JohannesBuchner/imagehash

Hashes produced by colorhash occasionally crash

max-kamps opened this issue · 2 comments

Some images (I would say about 10% of them) cause colorhash to return invalid values that can't be roundtripped.
Feeding their hex representation into hex_to_hash creates an invalid ImageHash object that crashes when stringified again.
Example code that reproduces the issue:

from PIL import Image
from imagehash import colorhash, hex_to_hash

img = Image.frombytes('RGB', (1, 1), b'\xff\xb8\xff')  # Example image that crashes. 1x1 pixels

# The first hash works fine
first_hash = colorhash(img)

print(first_hash.hash.dtype)
# >>> bool

print(str(first_hash))
# >>> 07000000000

# These values are expected.
# Now let's roundtrip the hash (hash -> hex -> hash) and see what happens

second_hash = hex_to_hash(str(first_hash))
# imagehash/__init__.py:181: VisibleDeprecationWarning: Creating an ndarray from ragged nested sequences (which is a list-or-tuple of lists-or-tuples-or ndarrays with different lengths or shapes) is deprecated. If you meant to do this, you must specify 'dtype=object' when creating the ndarray.
#  hash_array = numpy.array([[bool(int(d)) for d in row] for row in bit_rows])
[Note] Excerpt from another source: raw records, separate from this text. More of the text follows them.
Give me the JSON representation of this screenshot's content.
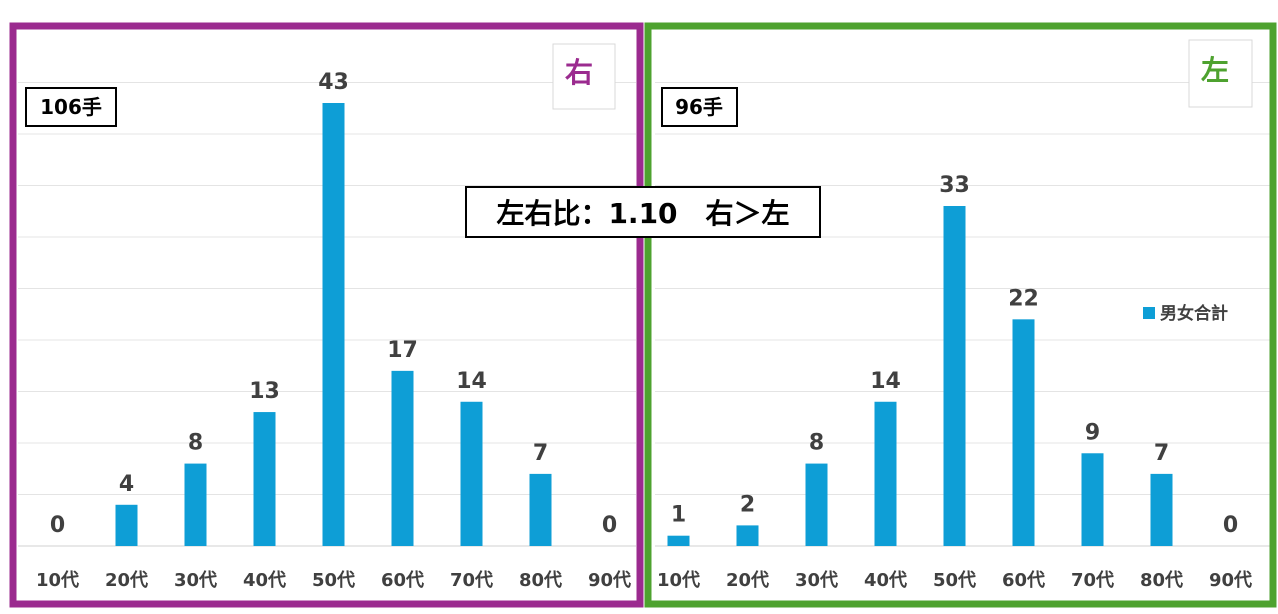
{
  "ratio_label": "左右比：1.10　右＞左",
  "legend_label": "男女合計",
  "colors": {
    "bar": "#0e9ed6",
    "right_frame": "#9b2b8f",
    "left_frame": "#4ea22f",
    "grid": "#e4e4e4",
    "text": "#404040"
  },
  "chart_data": [
    {
      "type": "bar",
      "side_badge": "右",
      "count_label": "106手",
      "categories": [
        "10代",
        "20代",
        "30代",
        "40代",
        "50代",
        "60代",
        "70代",
        "80代",
        "90代"
      ],
      "series": [
        {
          "name": "男女合計",
          "values": [
            0,
            4,
            8,
            13,
            43,
            17,
            14,
            7,
            0
          ]
        }
      ],
      "ylim": [
        0,
        43
      ]
    },
    {
      "type": "bar",
      "side_badge": "左",
      "count_label": "96手",
      "categories": [
        "10代",
        "20代",
        "30代",
        "40代",
        "50代",
        "60代",
        "70代",
        "80代",
        "90代"
      ],
      "series": [
        {
          "name": "男女合計",
          "values": [
            1,
            2,
            8,
            14,
            33,
            22,
            9,
            7,
            0
          ]
        }
      ],
      "ylim": [
        0,
        33
      ]
    }
  ]
}
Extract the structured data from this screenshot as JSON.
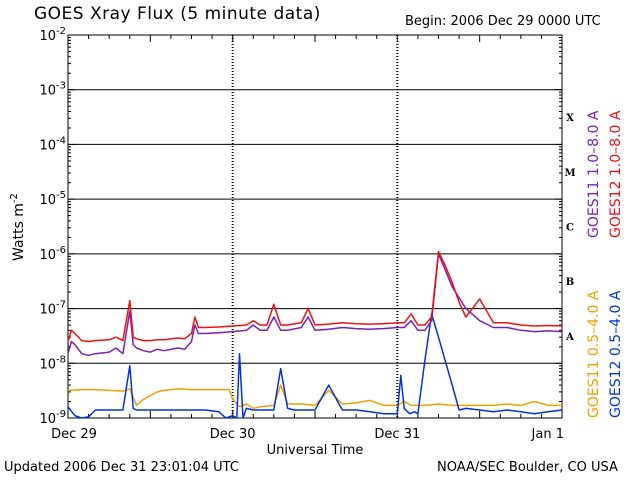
{
  "header": {
    "title": "GOES Xray Flux (5 minute data)",
    "begin": "Begin:  2006 Dec 29 0000 UTC"
  },
  "footer": {
    "updated": "Updated 2006 Dec 31 23:01:04 UTC",
    "source": "NOAA/SEC Boulder, CO USA"
  },
  "chart_data": {
    "type": "line",
    "xlabel": "Universal Time",
    "ylabel": "Watts m",
    "ylabel_sup": "-2",
    "yscale": "log",
    "ylim": [
      1e-09,
      0.01
    ],
    "xlim_hours": [
      0,
      72
    ],
    "x_tick_labels": [
      "Dec 29",
      "Dec 30",
      "Dec 31",
      "Jan 1"
    ],
    "y_tick_labels": [
      {
        "base": "10",
        "exp": "-2"
      },
      {
        "base": "10",
        "exp": "-3"
      },
      {
        "base": "10",
        "exp": "-4"
      },
      {
        "base": "10",
        "exp": "-5"
      },
      {
        "base": "10",
        "exp": "-6"
      },
      {
        "base": "10",
        "exp": "-7"
      },
      {
        "base": "10",
        "exp": "-8"
      },
      {
        "base": "10",
        "exp": "-9"
      }
    ],
    "flare_classes": [
      "X",
      "M",
      "C",
      "B",
      "A"
    ],
    "series": [
      {
        "name": "GOES11 0.5–4.0 A",
        "color": "#f0a000",
        "x": [
          0,
          2,
          4,
          6,
          8,
          9,
          10,
          11,
          13,
          14,
          16,
          18,
          20,
          22,
          23.5,
          24,
          25,
          26,
          27,
          28,
          30,
          31,
          32,
          34,
          36,
          38,
          40,
          42,
          44,
          46,
          48,
          49,
          50,
          52,
          54,
          56,
          60,
          62,
          64,
          66,
          68,
          70,
          72
        ],
        "y": [
          3.2e-09,
          3.3e-09,
          3.3e-09,
          3.2e-09,
          3.1e-09,
          3.4e-09,
          1.7e-09,
          2.2e-09,
          3e-09,
          3.2e-09,
          3.4e-09,
          3.3e-09,
          3.3e-09,
          3.3e-09,
          3.3e-09,
          2.2e-09,
          1.6e-09,
          1.8e-09,
          1.5e-09,
          1.6e-09,
          1.7e-09,
          4e-09,
          1.8e-09,
          1.8e-09,
          1.7e-09,
          3.2e-09,
          1.8e-09,
          1.9e-09,
          2.1e-09,
          1.7e-09,
          1.7e-09,
          2e-09,
          1.7e-09,
          1.7e-09,
          1.8e-09,
          1.7e-09,
          1.7e-09,
          1.7e-09,
          1.8e-09,
          1.7e-09,
          2e-09,
          1.7e-09,
          1.7e-09
        ]
      },
      {
        "name": "GOES12 0.5–4.0 A",
        "color": "#0033dd",
        "x": [
          0,
          1,
          2,
          3,
          4,
          6,
          8,
          9,
          9.5,
          10,
          11,
          13,
          16,
          18,
          20,
          22,
          23,
          24,
          24.6,
          25,
          25.5,
          26,
          27,
          28,
          29,
          30,
          31,
          32,
          33,
          34,
          36,
          38,
          40,
          42,
          44,
          46,
          48,
          48.5,
          49,
          49.8,
          50.5,
          51,
          52,
          53,
          54,
          56,
          57,
          58,
          60,
          62,
          64,
          66,
          68,
          70,
          72
        ],
        "y": [
          1.6e-09,
          1.1e-09,
          1e-09,
          1.05e-09,
          1.4e-09,
          1.4e-09,
          1.4e-09,
          9e-09,
          1.5e-09,
          1.4e-09,
          1.4e-09,
          1.4e-09,
          1.4e-09,
          1.4e-09,
          1.4e-09,
          1.3e-09,
          1e-09,
          1.1e-09,
          1e-09,
          1.5e-08,
          1e-09,
          1.5e-09,
          1.4e-09,
          1.4e-09,
          1.4e-09,
          1.4e-09,
          8e-09,
          1.5e-09,
          1.4e-09,
          1.4e-09,
          1.4e-09,
          4e-09,
          1.4e-09,
          1.4e-09,
          1.3e-09,
          1.2e-09,
          1.2e-09,
          6e-09,
          1.5e-09,
          1.2e-09,
          1.3e-09,
          1.2e-09,
          1.1e-08,
          8e-08,
          3e-08,
          4e-09,
          1.4e-09,
          1.5e-09,
          1.4e-09,
          1.3e-09,
          1.4e-09,
          1.3e-09,
          1.2e-09,
          1.3e-09,
          1.4e-09
        ]
      },
      {
        "name": "GOES11 1.0–8.0 A",
        "color": "#7a20b8",
        "x": [
          0,
          0.5,
          1,
          2,
          3,
          4,
          6,
          7,
          8,
          9,
          9.5,
          10,
          11,
          12,
          13,
          14,
          16,
          17,
          18,
          18.5,
          19,
          20,
          22,
          24,
          26,
          27,
          28,
          29,
          30,
          31,
          32,
          34,
          35,
          36,
          38,
          40,
          42,
          44,
          46,
          48,
          49,
          50,
          51,
          51.5,
          52,
          53,
          54,
          55,
          56,
          58,
          60,
          62,
          64,
          66,
          68,
          70,
          72
        ],
        "y": [
          1.5e-08,
          2.5e-08,
          2.2e-08,
          1.5e-08,
          1.4e-08,
          1.5e-08,
          1.6e-08,
          1.9e-08,
          1.5e-08,
          9e-08,
          2.2e-08,
          1.9e-08,
          1.7e-08,
          1.6e-08,
          1.8e-08,
          1.7e-08,
          1.9e-08,
          1.8e-08,
          2.5e-08,
          5e-08,
          3.5e-08,
          3.5e-08,
          3.6e-08,
          3.8e-08,
          4e-08,
          5e-08,
          4e-08,
          4e-08,
          7e-08,
          4e-08,
          4e-08,
          4.5e-08,
          7e-08,
          4e-08,
          4.2e-08,
          4.5e-08,
          4.3e-08,
          4.2e-08,
          4.3e-08,
          4.5e-08,
          4.5e-08,
          6e-08,
          4e-08,
          4e-08,
          4e-08,
          6e-08,
          1e-06,
          5e-07,
          2.5e-07,
          1e-07,
          6e-08,
          4.5e-08,
          4.5e-08,
          4e-08,
          3.8e-08,
          3.9e-08,
          3.8e-08
        ]
      },
      {
        "name": "GOES12 1.0–8.0 A",
        "color": "#ee1111",
        "x": [
          0,
          0.5,
          1,
          2,
          3,
          4,
          6,
          7,
          8,
          9,
          9.5,
          10,
          11,
          12,
          13,
          14,
          16,
          17,
          18,
          18.5,
          19,
          20,
          22,
          24,
          26,
          27,
          28,
          29,
          30,
          31,
          32,
          34,
          35,
          36,
          38,
          40,
          42,
          44,
          46,
          48,
          49,
          50,
          51,
          51.5,
          52,
          53,
          54,
          55,
          56,
          57,
          58,
          60,
          62,
          64,
          66,
          68,
          70,
          72
        ],
        "y": [
          2.5e-08,
          4e-08,
          3.5e-08,
          2.6e-08,
          2.5e-08,
          2.6e-08,
          2.7e-08,
          3e-08,
          2.6e-08,
          1.4e-07,
          3e-08,
          2.8e-08,
          2.6e-08,
          2.6e-08,
          2.7e-08,
          2.7e-08,
          2.9e-08,
          2.8e-08,
          3.5e-08,
          7e-08,
          4.5e-08,
          4.5e-08,
          4.6e-08,
          4.8e-08,
          5e-08,
          6e-08,
          5e-08,
          5e-08,
          1.2e-07,
          5e-08,
          5e-08,
          5.5e-08,
          1e-07,
          5e-08,
          5.2e-08,
          5.5e-08,
          5.3e-08,
          5.2e-08,
          5.3e-08,
          5.5e-08,
          5.5e-08,
          8e-08,
          5e-08,
          5e-08,
          5e-08,
          7e-08,
          1.1e-06,
          6e-07,
          3e-07,
          1.3e-07,
          7e-08,
          1.5e-07,
          5.5e-08,
          5.5e-08,
          5e-08,
          4.8e-08,
          4.9e-08,
          4.8e-08
        ]
      }
    ]
  }
}
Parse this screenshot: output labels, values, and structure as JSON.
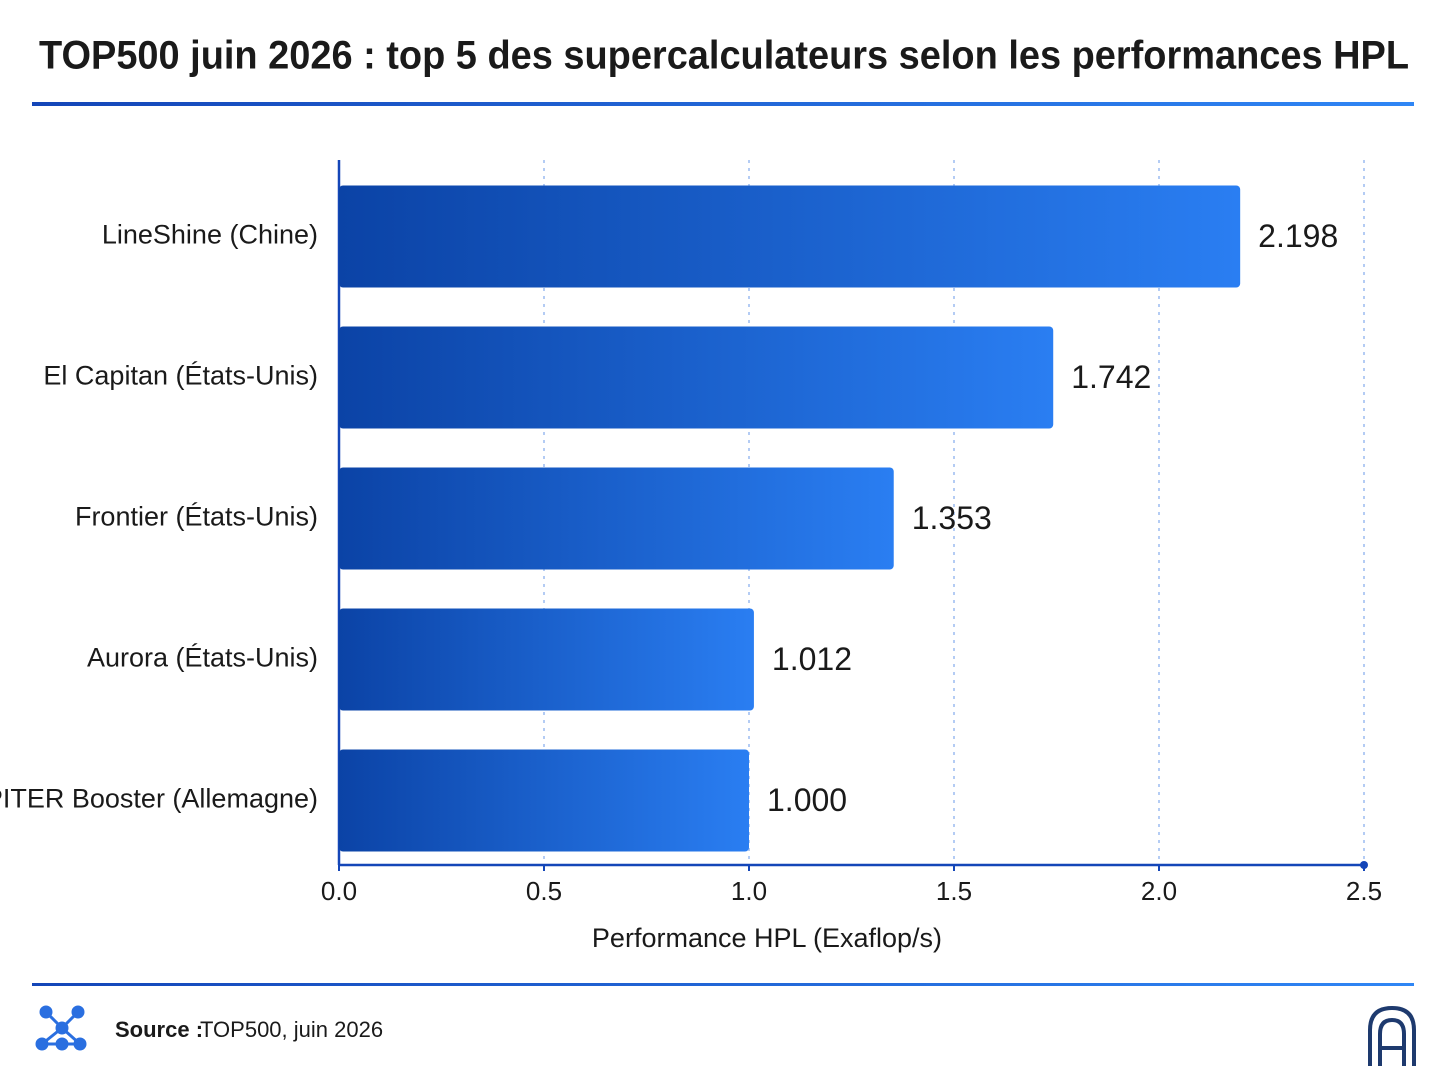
{
  "chart_data": {
    "type": "bar",
    "orientation": "horizontal",
    "title": "TOP500 juin 2026 : top 5 des supercalculateurs selon les performances HPL",
    "categories": [
      "LineShine (Chine)",
      "El Capitan (États-Unis)",
      "Frontier (États-Unis)",
      "Aurora (États-Unis)",
      "JUPITER Booster (Allemagne)"
    ],
    "values": [
      2.198,
      1.742,
      1.353,
      1.012,
      1.0
    ],
    "value_labels": [
      "2.198",
      "1.742",
      "1.353",
      "1.012",
      "1.000"
    ],
    "color": "#1f66dc",
    "xlabel": "Performance HPL (Exaflop/s)",
    "xlim": [
      0,
      2.5
    ],
    "xticks": [
      {
        "value": 0,
        "label": "0.0"
      },
      0.5,
      {
        "value": 1,
        "label": "1.0"
      },
      1.5,
      {
        "value": 2,
        "label": "2.0"
      },
      2.5
    ],
    "grid": true
  },
  "footer": {
    "source_label": "Source :",
    "source_text": "TOP500, juin 2026"
  }
}
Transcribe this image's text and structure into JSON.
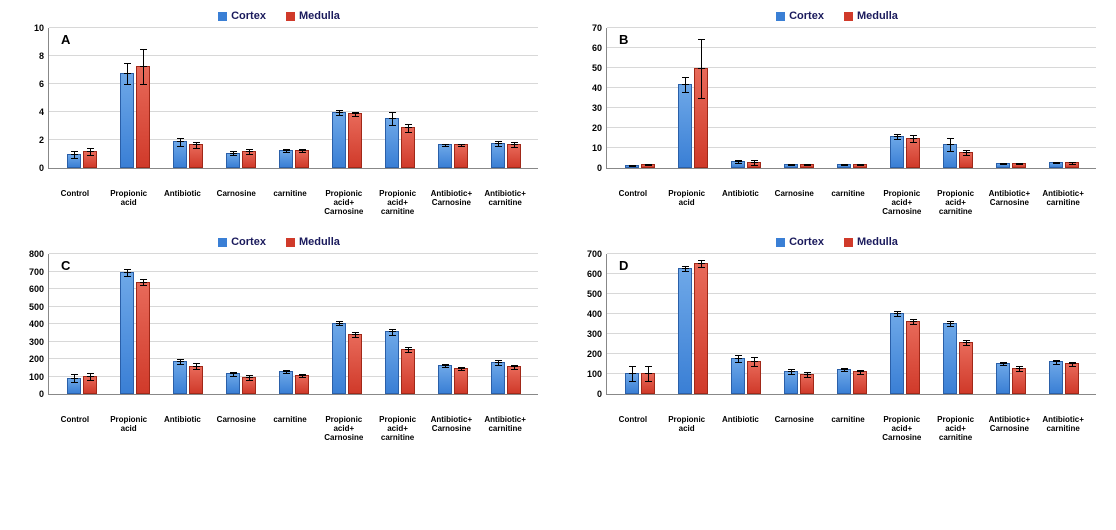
{
  "legend": {
    "cortex_label": "Cortex",
    "medulla_label": "Medulla",
    "cortex_color": "#3a7fd5",
    "medulla_color": "#d03a2a"
  },
  "colors": {
    "grid": "#d8d8d8",
    "axis": "#888888",
    "background": "#ffffff",
    "text": "#000000"
  },
  "categories": [
    "Control",
    "Propionic acid",
    "Antibiotic",
    "Carnosine",
    "carnitine",
    "Propionic acid+ Carnosine",
    "Propionic acid+ carnitine",
    "Antibiotic+ Carnosine",
    "Antibiotic+ carnitine"
  ],
  "panels": {
    "A": {
      "label": "A",
      "ymax": 10,
      "yticks": [
        0,
        2,
        4,
        6,
        8,
        10
      ],
      "cortex": [
        1.0,
        6.8,
        1.9,
        1.1,
        1.3,
        4.0,
        3.6,
        1.7,
        1.8
      ],
      "medulla": [
        1.2,
        7.3,
        1.7,
        1.2,
        1.3,
        3.9,
        2.9,
        1.7,
        1.7
      ],
      "err_c": [
        0.3,
        0.8,
        0.3,
        0.2,
        0.15,
        0.2,
        0.5,
        0.1,
        0.2
      ],
      "err_m": [
        0.3,
        1.3,
        0.25,
        0.2,
        0.15,
        0.15,
        0.3,
        0.1,
        0.2
      ]
    },
    "B": {
      "label": "B",
      "ymax": 70,
      "yticks": [
        0,
        10,
        20,
        30,
        40,
        50,
        60,
        70
      ],
      "cortex": [
        1.5,
        42,
        3.5,
        1.8,
        1.8,
        16,
        12,
        2.5,
        3.0
      ],
      "medulla": [
        1.8,
        50,
        3.0,
        1.8,
        1.8,
        15,
        8,
        2.5,
        2.8
      ],
      "err_c": [
        0.5,
        4,
        1.0,
        0.5,
        0.4,
        1.5,
        3.5,
        0.5,
        0.6
      ],
      "err_m": [
        0.5,
        15,
        1.5,
        0.5,
        0.4,
        2.0,
        1.5,
        0.5,
        0.6
      ]
    },
    "C": {
      "label": "C",
      "ymax": 800,
      "yticks": [
        0,
        100,
        200,
        300,
        400,
        500,
        600,
        700,
        800
      ],
      "cortex": [
        95,
        700,
        190,
        120,
        135,
        410,
        360,
        170,
        185
      ],
      "medulla": [
        105,
        645,
        165,
        100,
        110,
        345,
        260,
        150,
        160
      ],
      "err_c": [
        25,
        25,
        18,
        15,
        10,
        15,
        20,
        12,
        15
      ],
      "err_m": [
        25,
        20,
        18,
        15,
        12,
        15,
        15,
        12,
        15
      ]
    },
    "D": {
      "label": "D",
      "ymax": 700,
      "yticks": [
        0,
        100,
        200,
        300,
        400,
        500,
        600,
        700
      ],
      "cortex": [
        105,
        630,
        180,
        115,
        125,
        405,
        355,
        155,
        165
      ],
      "medulla": [
        105,
        655,
        165,
        100,
        115,
        365,
        260,
        130,
        155
      ],
      "err_c": [
        40,
        15,
        20,
        15,
        10,
        15,
        15,
        10,
        12
      ],
      "err_m": [
        40,
        20,
        25,
        15,
        12,
        15,
        15,
        15,
        12
      ]
    }
  }
}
print(second_hash.hash.dtype)
# >>> object

print(str(second_hash))
# File "imagehash/__init__.py", line 100, in __str__
#    return _binary_array_to_hex(self.hash.flatten())
#  File "/imagehash/__init__.py", line 87, in _binary_array_to_hex
#    return '{:0>{width}x}'.format(int(bit_string, 2), width=width)
# ValueError: invalid literal for int() with base 2: '[True, True, True, False, False, False][False, False, False, False, False, False][False, False, False, False, False, False][False, False, False, False, False, False][False, False, False, False, False

see the "Storing hashes" section of the README, hex_to_hash is not the right function here.

Thank you!
I was very confused by the fact that it seemed to work 90% of the time.
Oh well. Should have read the docs more closely.